PRDM16 (PR domain containing 16)

1p36.32

11 splice variants

1276 amino acids and smaller proteins. Contains a N-term PR domain; 7 Zinc fingers, a proline-rich domain, and 3 Zinc fingers in the C-term. Binds DNA. Transcription activator; PRDM16 has an intrinsic histone methyltransferase activity. PRDM16 forms a transcriptional complex with CEBPB. PRDM16 plays a downstream regulatory role in mediating TGFB signaling (Bjork et al., 2010). PRDM16 induces brown fat determination and differentiation. PRDM16 is expressed selectively in the earliest stem and progenitor hematopoietic cells, and is required for the maintenance of the hematopoietic stem cell pool during development. PRDM16 is also required for survival, cell-cycle regulation and self-renewal in neural stem cells (Chuikov et al., 2010; Kajimura et al., 2010; Aguilo et al., 2011; Chi and Cohen, 2016).

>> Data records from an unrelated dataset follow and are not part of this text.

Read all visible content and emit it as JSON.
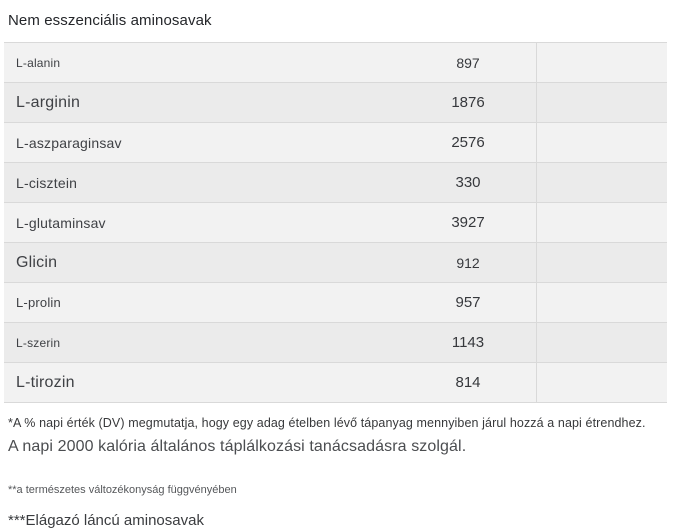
{
  "page": {
    "title": "Nem esszenciális aminosavak"
  },
  "table": {
    "rows": [
      {
        "name": "L-alanin",
        "value": "897"
      },
      {
        "name": "L-arginin",
        "value": "1876"
      },
      {
        "name": "L-aszparaginsav",
        "value": "2576"
      },
      {
        "name": "L-cisztein",
        "value": "330"
      },
      {
        "name": "L-glutaminsav",
        "value": "3927"
      },
      {
        "name": "Glicin",
        "value": "912"
      },
      {
        "name": "L-prolin",
        "value": "957"
      },
      {
        "name": "L-szerin",
        "value": "1143"
      },
      {
        "name": "L-tirozin",
        "value": "814"
      }
    ]
  },
  "footnotes": {
    "daily_value_note": "*A % napi érték (DV) megmutatja, hogy egy adag ételben lévő tápanyag mennyiben járul hozzá a napi étrendhez.",
    "calories_note": "A napi 2000 kalória általános táplálkozási tanácsadásra szolgál.",
    "variability_note": "**a természetes változékonyság függvényében",
    "bcaa_note": "***Elágazó láncú aminosavak"
  },
  "colors": {
    "row_light": "#f2f2f2",
    "row_dark": "#ebebeb",
    "border": "#d9d9d9"
  }
}
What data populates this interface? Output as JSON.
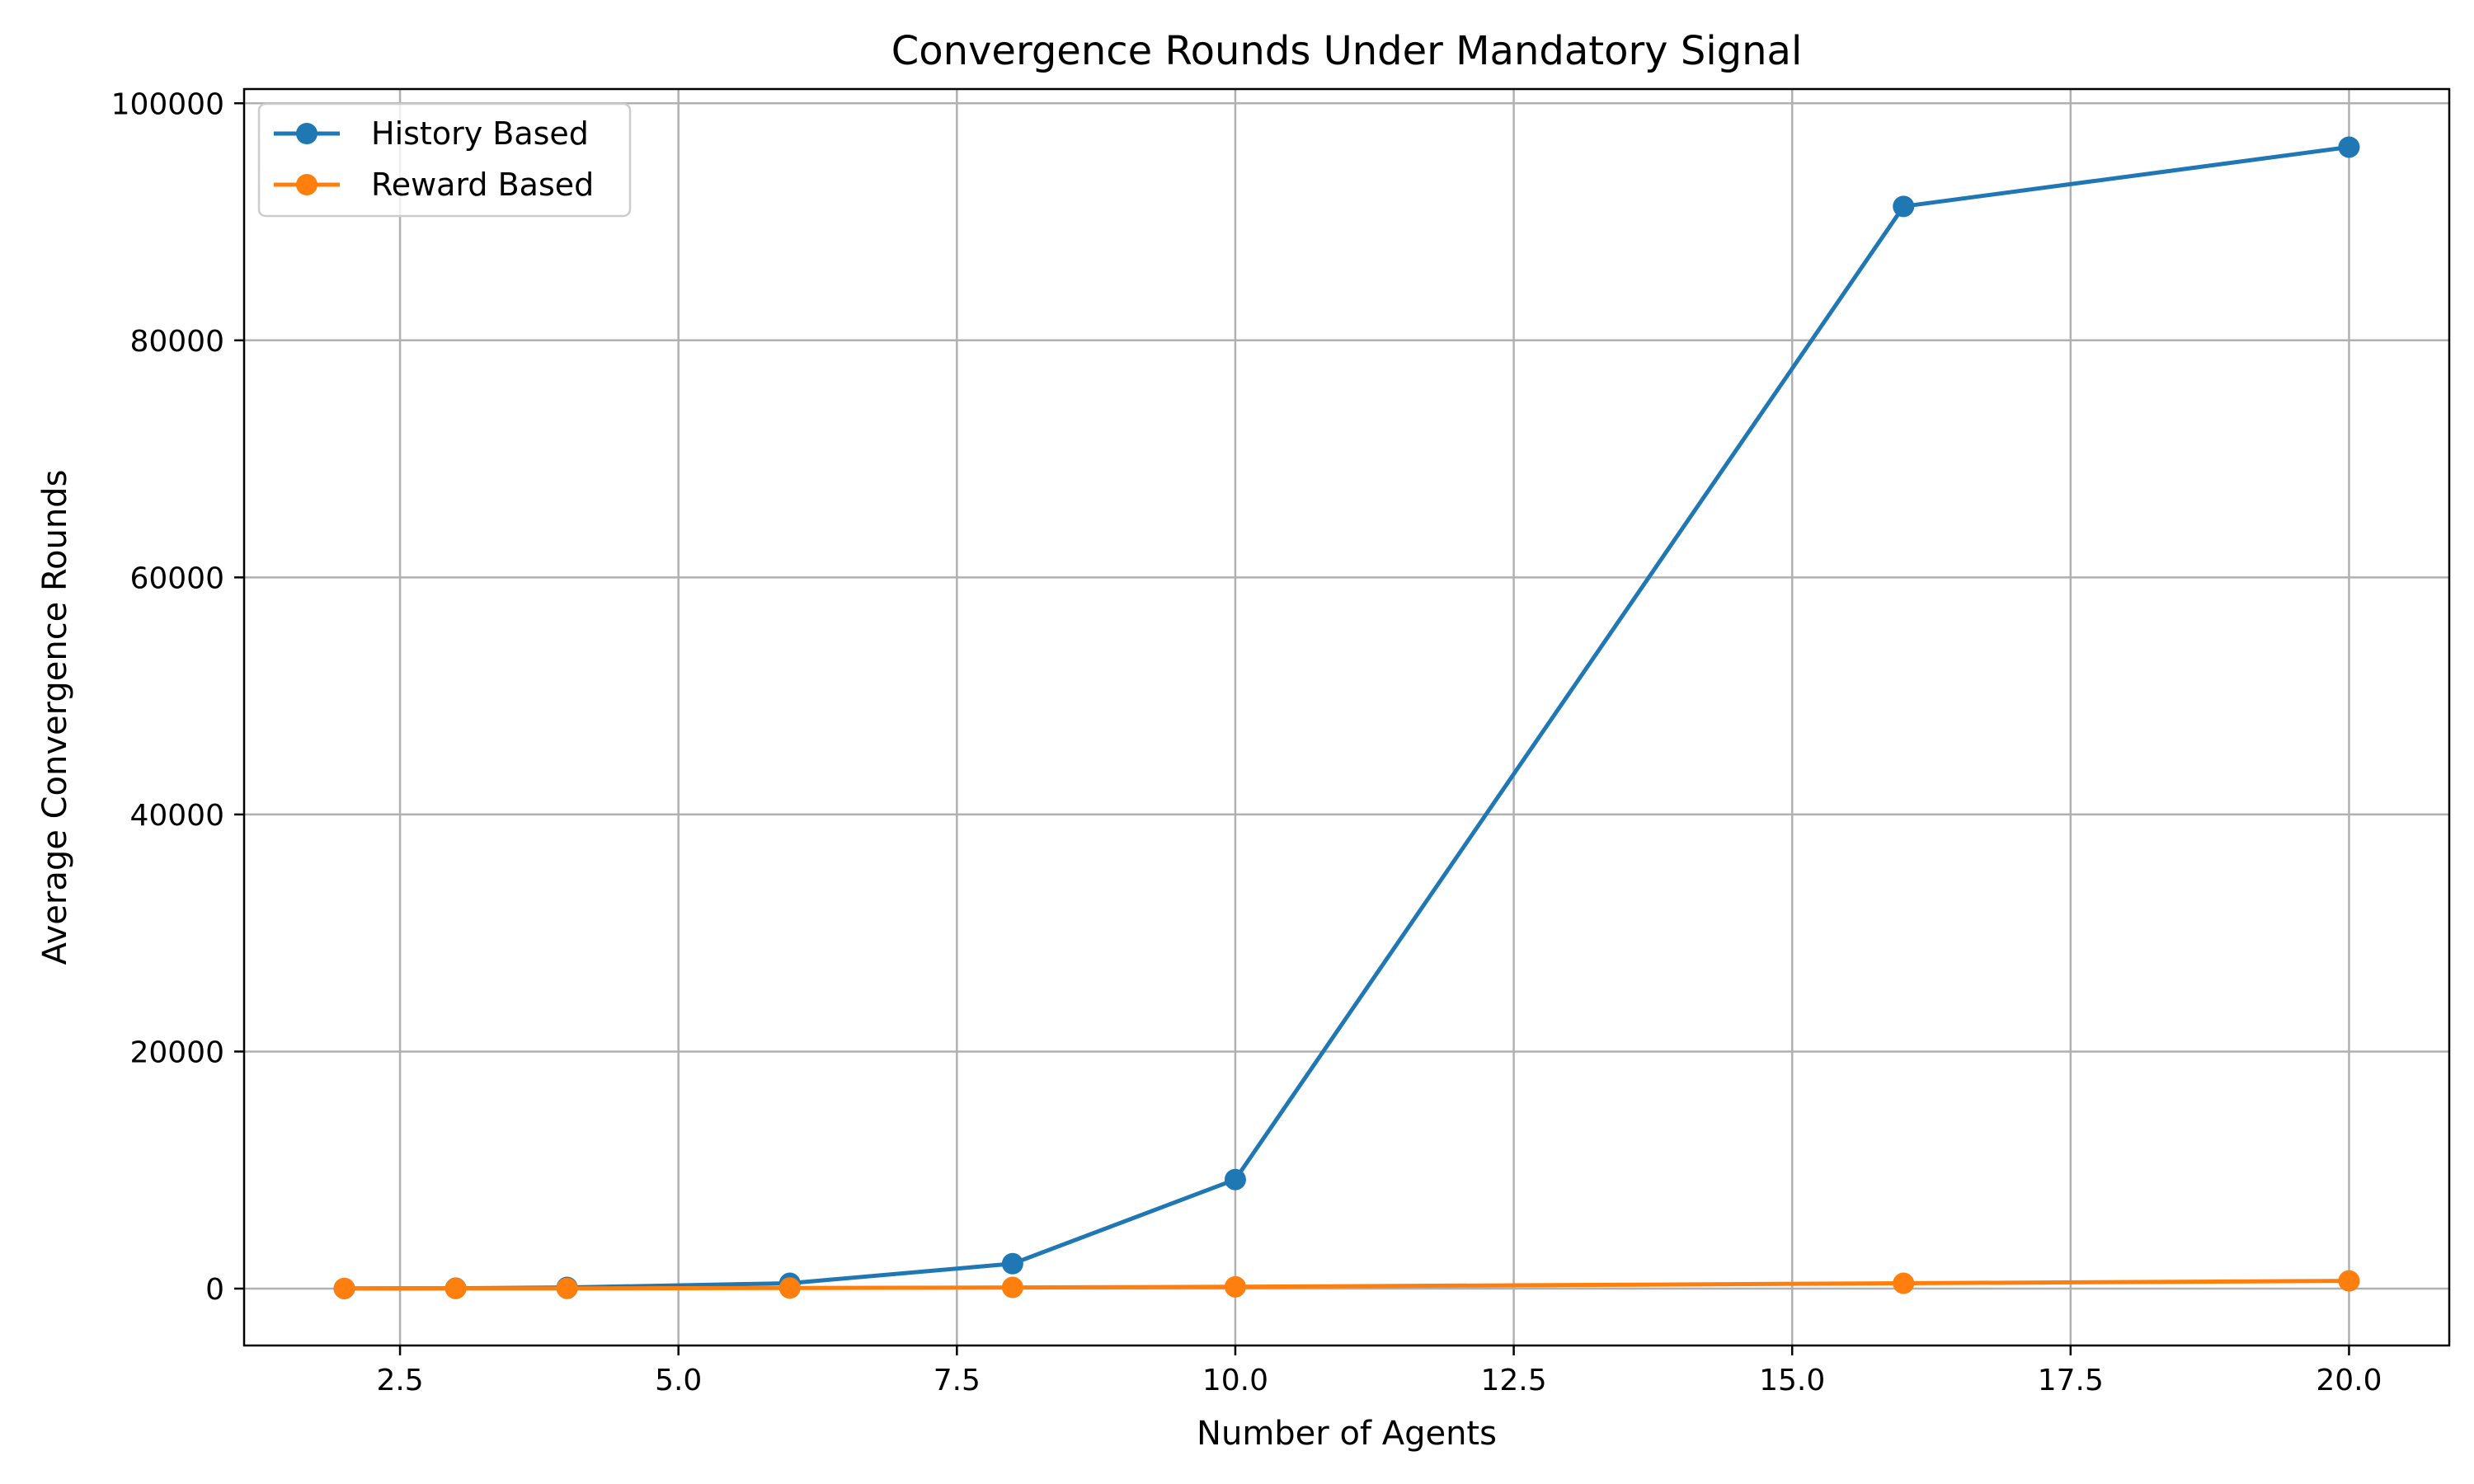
{
  "chart_data": {
    "type": "line",
    "title": "Convergence Rounds Under Mandatory Signal",
    "xlabel": "Number of Agents",
    "ylabel": "Average Convergence Rounds",
    "xlim": [
      1.1,
      20.9
    ],
    "ylim": [
      -4800,
      101200
    ],
    "xticks": [
      2.5,
      5.0,
      7.5,
      10.0,
      12.5,
      15.0,
      17.5,
      20.0
    ],
    "xtick_labels": [
      "2.5",
      "5.0",
      "7.5",
      "10.0",
      "12.5",
      "15.0",
      "17.5",
      "20.0"
    ],
    "yticks": [
      0,
      20000,
      40000,
      60000,
      80000,
      100000
    ],
    "ytick_labels": [
      "0",
      "20000",
      "40000",
      "60000",
      "80000",
      "100000"
    ],
    "grid": true,
    "legend_position": "upper-left",
    "x": [
      2,
      3,
      4,
      6,
      8,
      10,
      16,
      20
    ],
    "series": [
      {
        "name": "History Based",
        "color": "#1f77b4",
        "marker": "circle",
        "values": [
          10,
          30,
          100,
          450,
          2100,
          9200,
          91300,
          96300
        ]
      },
      {
        "name": "Reward Based",
        "color": "#ff7f0e",
        "marker": "circle",
        "values": [
          5,
          10,
          20,
          50,
          100,
          150,
          450,
          650
        ]
      }
    ]
  }
}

DUSP10 (dual specificity phosphatase 10)

1q41

482 amino acids. DUSP10 is a MAP kinase phosphatase. DUSP10 inactivate p38MAPK signaling by dephosphorylation. Activation/phosphorylation of the p38MAPK pathway inhibits tumor formation (the p38MAPK subfamily is composed by four members: MAPK11, MAPK12, MAPK13 and MAPK14 ). DUSP10 mRNA levels were lower in prostate cell lines derived from malignant tumor (Nonn L, 2011). High DUSP10 expression in colorectal cancer was found associated with improvement in survival. DUSP10 negatively regulates intestinal epithelial cell growth and acts as a suppressor for colorectal cancer (Png et al., 2016). DUSP10 polymorphisms influence the risk of developing colorectal cancer. DUSP10 was found expressed in meningiomas of all grades. DUSP10 expression with deactivation of p38MAPK may contribute to the pathogenesis of meningiomas (Johnson et al., 2016). AGR2, a protein known to be overexpressed in various human cancers and to provide a poor prognosis, up-regulates DUSP10 which subsequently inhibits p38MAPK, prevents TP53 activation by phosphorylation, and provides a poor prognosis in ER+breast cancer (Hrstka et al., 2016). mTORC2 (MTOR protein complex 2) binds and phosphorylates DUSP10, which blocks DUSP10 turnover resulting in inactivation of p38MAPK signaling. DUSP10 protein levels and phosphorylation is increased inglioblastoma multiforme tumors (Benavides-Serrato et al., 2014). MIR92A/DUSP10/JNK signaling: MIR92A targets DUSP10 (DUSP10 inhibits JKN signaling (MAPK8, MAPK9 and MAPK10, also called JNK1,2,3) to promote JNK signaling, which promotes pancreatic cancer cell proliferation. (He et al., 2014).